Could it possibly be as simple as that? It couldn’t be. I remembered the voice had asked me once before who I was, and I’d answered that I was just me. But I was only that person when I was alone. Otherwise, I was always pretending—except when I was with Evan. I could be myself with him, too. So maybe it really was as simple as that, after all. It had to be, because I couldn’t think of anything else. But how could I be my true self, my vampire self, when the world was watching?
You can’t. You need to go someplace.
It didn’t help that I was having this conversation with myself at work.
“Cher, can you come over here for a sec?” Joy motioned toward me. “This customer needs his frames adjusted.”
Fortunately for the eye clinic, and for my own job security, I was great at multitasking. I was able to keep brainstorming about how to get some privacy even while I was adjusting Mr. Thompson’s new glasses to fit him perfectly without pinching the bridge of his nose or pulling down too much behind the ear.
“Thank you,” he said. “You’re very good at that.”
I laughed easily. “I should be. I’ve been doing this long enough. But you’re very good at being a patient patient, and that makes all the difference.”
He nodded slightly and… was he blushing? So often, I found that the smallest kind word or gesture was appreciated beyond what I’d expected. People didn’t treat each other with kindness enough anymore. It had become rare enough that, when it happened, it was unexpected.
And they were grateful. It was sad that common courtesy had fallen so far out of style.
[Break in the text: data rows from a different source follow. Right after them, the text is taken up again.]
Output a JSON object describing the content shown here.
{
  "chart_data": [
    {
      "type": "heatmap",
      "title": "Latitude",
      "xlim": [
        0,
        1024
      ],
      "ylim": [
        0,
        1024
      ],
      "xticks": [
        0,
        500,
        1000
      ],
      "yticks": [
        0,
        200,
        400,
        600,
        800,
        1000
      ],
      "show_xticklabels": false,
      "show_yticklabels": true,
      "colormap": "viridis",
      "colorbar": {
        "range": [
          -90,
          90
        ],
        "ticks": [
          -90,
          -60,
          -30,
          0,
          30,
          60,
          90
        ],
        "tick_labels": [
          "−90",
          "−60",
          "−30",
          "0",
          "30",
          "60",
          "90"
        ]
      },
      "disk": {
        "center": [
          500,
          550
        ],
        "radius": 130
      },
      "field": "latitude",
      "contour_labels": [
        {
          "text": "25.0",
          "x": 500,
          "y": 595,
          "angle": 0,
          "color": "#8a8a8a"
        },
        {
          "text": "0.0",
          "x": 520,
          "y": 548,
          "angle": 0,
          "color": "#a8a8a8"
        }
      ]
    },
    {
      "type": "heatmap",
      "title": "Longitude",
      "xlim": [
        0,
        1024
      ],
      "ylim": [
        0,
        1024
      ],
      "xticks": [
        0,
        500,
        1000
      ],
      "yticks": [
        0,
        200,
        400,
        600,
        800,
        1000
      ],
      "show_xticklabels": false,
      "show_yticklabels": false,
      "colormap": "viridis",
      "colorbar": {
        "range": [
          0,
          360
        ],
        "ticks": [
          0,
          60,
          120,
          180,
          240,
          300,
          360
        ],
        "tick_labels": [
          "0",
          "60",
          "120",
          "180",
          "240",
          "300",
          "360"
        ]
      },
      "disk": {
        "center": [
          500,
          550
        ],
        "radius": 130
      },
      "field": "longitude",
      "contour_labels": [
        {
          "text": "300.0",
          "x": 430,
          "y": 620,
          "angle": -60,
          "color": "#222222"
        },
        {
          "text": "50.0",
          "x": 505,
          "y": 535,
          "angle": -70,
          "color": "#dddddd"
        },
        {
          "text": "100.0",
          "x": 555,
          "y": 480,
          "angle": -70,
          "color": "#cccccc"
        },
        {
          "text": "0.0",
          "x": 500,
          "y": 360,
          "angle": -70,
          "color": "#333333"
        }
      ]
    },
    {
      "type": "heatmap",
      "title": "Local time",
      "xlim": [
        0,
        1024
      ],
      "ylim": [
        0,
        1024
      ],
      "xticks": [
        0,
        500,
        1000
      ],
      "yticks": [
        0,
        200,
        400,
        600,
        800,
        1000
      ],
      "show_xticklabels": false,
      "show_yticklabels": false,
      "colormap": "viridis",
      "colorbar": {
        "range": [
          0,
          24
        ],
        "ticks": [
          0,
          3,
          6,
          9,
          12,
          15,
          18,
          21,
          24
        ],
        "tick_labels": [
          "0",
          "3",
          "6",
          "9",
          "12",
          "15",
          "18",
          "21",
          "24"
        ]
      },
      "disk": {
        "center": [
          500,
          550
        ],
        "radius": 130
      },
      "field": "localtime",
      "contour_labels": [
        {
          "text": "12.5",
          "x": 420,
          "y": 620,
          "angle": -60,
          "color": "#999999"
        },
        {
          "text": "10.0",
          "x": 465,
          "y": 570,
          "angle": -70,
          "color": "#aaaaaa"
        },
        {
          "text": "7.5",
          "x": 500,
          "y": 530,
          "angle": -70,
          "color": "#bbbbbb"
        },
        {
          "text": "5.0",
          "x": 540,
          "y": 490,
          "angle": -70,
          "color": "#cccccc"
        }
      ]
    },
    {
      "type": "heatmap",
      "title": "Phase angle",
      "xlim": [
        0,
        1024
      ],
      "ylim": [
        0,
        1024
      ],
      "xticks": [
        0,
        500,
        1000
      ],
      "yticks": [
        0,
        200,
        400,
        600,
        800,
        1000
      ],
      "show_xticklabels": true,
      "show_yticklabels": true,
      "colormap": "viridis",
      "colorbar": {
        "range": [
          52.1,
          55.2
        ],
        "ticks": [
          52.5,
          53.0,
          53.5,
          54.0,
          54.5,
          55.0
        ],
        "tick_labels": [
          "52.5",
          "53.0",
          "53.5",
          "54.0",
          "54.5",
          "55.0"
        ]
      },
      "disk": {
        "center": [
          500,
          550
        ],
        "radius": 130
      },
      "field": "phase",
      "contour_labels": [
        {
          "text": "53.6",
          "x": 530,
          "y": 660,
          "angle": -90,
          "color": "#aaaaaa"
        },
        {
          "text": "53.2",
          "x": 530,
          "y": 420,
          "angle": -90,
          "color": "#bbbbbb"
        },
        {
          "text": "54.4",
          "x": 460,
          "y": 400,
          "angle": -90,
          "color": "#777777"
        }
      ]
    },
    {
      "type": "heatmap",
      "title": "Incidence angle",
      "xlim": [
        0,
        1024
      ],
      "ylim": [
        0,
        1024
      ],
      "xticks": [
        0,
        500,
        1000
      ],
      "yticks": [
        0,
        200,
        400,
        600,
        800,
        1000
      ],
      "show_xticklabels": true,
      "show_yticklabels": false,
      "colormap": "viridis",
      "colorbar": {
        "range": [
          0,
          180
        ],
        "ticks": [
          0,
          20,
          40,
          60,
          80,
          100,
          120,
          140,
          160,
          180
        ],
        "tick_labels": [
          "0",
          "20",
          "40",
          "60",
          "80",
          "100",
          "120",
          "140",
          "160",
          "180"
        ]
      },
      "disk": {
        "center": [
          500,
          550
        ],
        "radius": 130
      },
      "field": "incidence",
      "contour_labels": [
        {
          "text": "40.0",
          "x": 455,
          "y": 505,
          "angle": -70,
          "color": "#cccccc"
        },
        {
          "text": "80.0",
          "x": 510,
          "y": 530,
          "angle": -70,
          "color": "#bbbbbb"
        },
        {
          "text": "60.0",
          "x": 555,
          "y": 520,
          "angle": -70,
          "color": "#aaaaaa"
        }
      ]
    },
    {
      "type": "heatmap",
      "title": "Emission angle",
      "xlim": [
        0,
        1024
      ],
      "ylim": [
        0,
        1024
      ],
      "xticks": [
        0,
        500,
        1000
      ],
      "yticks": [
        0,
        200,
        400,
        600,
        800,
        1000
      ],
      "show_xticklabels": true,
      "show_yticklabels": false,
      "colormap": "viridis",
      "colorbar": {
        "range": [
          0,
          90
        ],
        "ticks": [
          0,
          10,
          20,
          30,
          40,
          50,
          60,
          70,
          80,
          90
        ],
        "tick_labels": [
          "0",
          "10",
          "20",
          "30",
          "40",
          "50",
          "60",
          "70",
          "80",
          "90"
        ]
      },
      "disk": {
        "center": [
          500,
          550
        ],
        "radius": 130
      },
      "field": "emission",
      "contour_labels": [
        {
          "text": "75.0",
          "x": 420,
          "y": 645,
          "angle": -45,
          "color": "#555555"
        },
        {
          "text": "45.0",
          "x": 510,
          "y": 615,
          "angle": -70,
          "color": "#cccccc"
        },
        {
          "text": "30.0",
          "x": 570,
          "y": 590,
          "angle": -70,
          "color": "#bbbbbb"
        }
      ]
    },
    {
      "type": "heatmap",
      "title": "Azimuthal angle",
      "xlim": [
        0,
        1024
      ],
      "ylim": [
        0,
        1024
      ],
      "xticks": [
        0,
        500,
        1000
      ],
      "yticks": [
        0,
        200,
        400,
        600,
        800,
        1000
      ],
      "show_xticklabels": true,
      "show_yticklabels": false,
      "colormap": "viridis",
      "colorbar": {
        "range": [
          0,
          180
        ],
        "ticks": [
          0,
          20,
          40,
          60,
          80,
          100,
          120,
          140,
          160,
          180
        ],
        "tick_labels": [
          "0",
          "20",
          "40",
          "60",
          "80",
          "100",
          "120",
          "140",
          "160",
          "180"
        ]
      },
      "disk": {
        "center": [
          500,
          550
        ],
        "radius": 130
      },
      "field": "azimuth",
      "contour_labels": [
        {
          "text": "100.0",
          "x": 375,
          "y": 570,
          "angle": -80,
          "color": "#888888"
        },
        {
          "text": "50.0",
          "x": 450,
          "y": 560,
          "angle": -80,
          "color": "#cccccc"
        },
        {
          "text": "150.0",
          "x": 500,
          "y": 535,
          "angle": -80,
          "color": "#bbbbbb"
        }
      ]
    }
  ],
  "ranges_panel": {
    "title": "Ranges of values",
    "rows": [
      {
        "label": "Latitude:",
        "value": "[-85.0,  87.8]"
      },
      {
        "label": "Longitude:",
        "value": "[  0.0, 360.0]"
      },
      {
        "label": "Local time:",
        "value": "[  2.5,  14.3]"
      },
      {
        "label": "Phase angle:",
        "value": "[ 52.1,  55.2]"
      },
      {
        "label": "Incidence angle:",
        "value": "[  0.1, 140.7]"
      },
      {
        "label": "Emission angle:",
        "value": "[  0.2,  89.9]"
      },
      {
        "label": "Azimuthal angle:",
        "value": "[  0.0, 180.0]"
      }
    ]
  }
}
But being nice to people was how I’d been raised; it was part of who I was.
Vampires are known for their courtesy. They only enter where they’re invited.
That was it!
I had to be myself—my vampire self—to draw Evan back to the land of the living, but I had to invite him, too. That was the one thing I’d been missing. He might be dead, but he was also a vampire, and if I invited him, he would have no choice but to accept.